Effect of microwave radiation on non-linear resistivity of a two-dimensional electron gas at large filling factors

TL;DR

This paper investigates how microwave radiation influences the non-linear resistivity of a two-dimensional electron gas under strong magnetic fields, revealing oscillatory behavior of electric current consistent with experimental observations.

Contribution

It provides a unified quantum Boltzmann framework to analyze non-equilibrium electron distributions and scattering modifications under microwave irradiation in disordered 2D electron gases.

Findings

Electric current oscillates with microwave frequency and field strength.

Theoretical results qualitatively match experimental data.
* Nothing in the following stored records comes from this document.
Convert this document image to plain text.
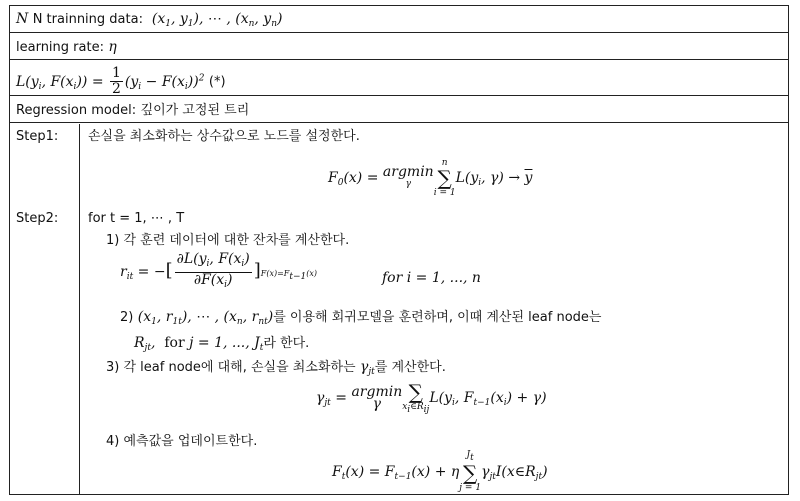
N N trainning data:  ($x_1$, $y_1$), ⋯ , ($x_n$, $y_n$)
learning rate: η
$L(y_i$, $F(x_i)) = \frac{1}{2} (y_i - F(x_i))^2$ (*)
Regression model: 깊이가 고정된 트리
Step1: 손실을 최소화하는 상수값으로 노드를 설정한다.
$F_0(x) = argmin$
γ
n
∑
i = 1
$L(y_i$, $\gamma) \to \overline{y}$
Step2: for t = 1, ⋯ , T
1) 각 훈련 데이터에 대한 잔차를 계산한다.
$r_{it}$ = −[ $\frac{\partial L(y_i, F(x_i)}{\partial F(x_i)} ]F(x)=F_{t-1}(x)$	for i = 1, ..., n
2) ($x_1$, $r_{1t}$), ⋯ , ($x_n$, $r_{nt}$)를 이용해 회귀모델을 훈련하며, 이때 계산된 leaf node는
$R_{jt}$,  for j = 1, ..., $J_t$라 한다.
3) 각 leaf node에 대해, 손실을 최소화하는 $\gamma_{jt}$를 계산한다.
$\gamma_{jt} = argmin$
γ
∑
$x_i\in R_{ij}$
$L(y_i$, $F_{t-1}(x_i) + \gamma$)
4) 예측값을 업데이트한다.
$F_t(x) = F_{t-1}(x) + \eta$
$J_t$
∑
j = 1
$\gamma_{jt}I(x\in R_{jt})$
Both non-equilibrium distribution and scattering modifications are crucial.

Abstract

We study transport properties of a two-dimensional electron gas, placed in a classically strong perpendicular magnetic field and in constant and oscillating in-plane electric fields. The analysis is based on a quantum Boltzmann equation derived for a weakly disordered two-dimensional electron gas. We consider disordered potential with both long and short range correlations. Electron scattering off such disorder is not limited to small change in momentum direction, but occurs on an arbitrary angle, including the backscattering. The non-linearity of the transport in the considered system is a consequence of two co-existing effects: formation of a non-equilibrium distribution function of electrons and modification of the scattering rate off the disorder in the presence of dc and ac electric fields. This work describes both effects in a unified way. The calculated dissipative component of electric current oscillates as a function of the electric field strength and frequency of microwave radiation in a qualitative agreement with experiments.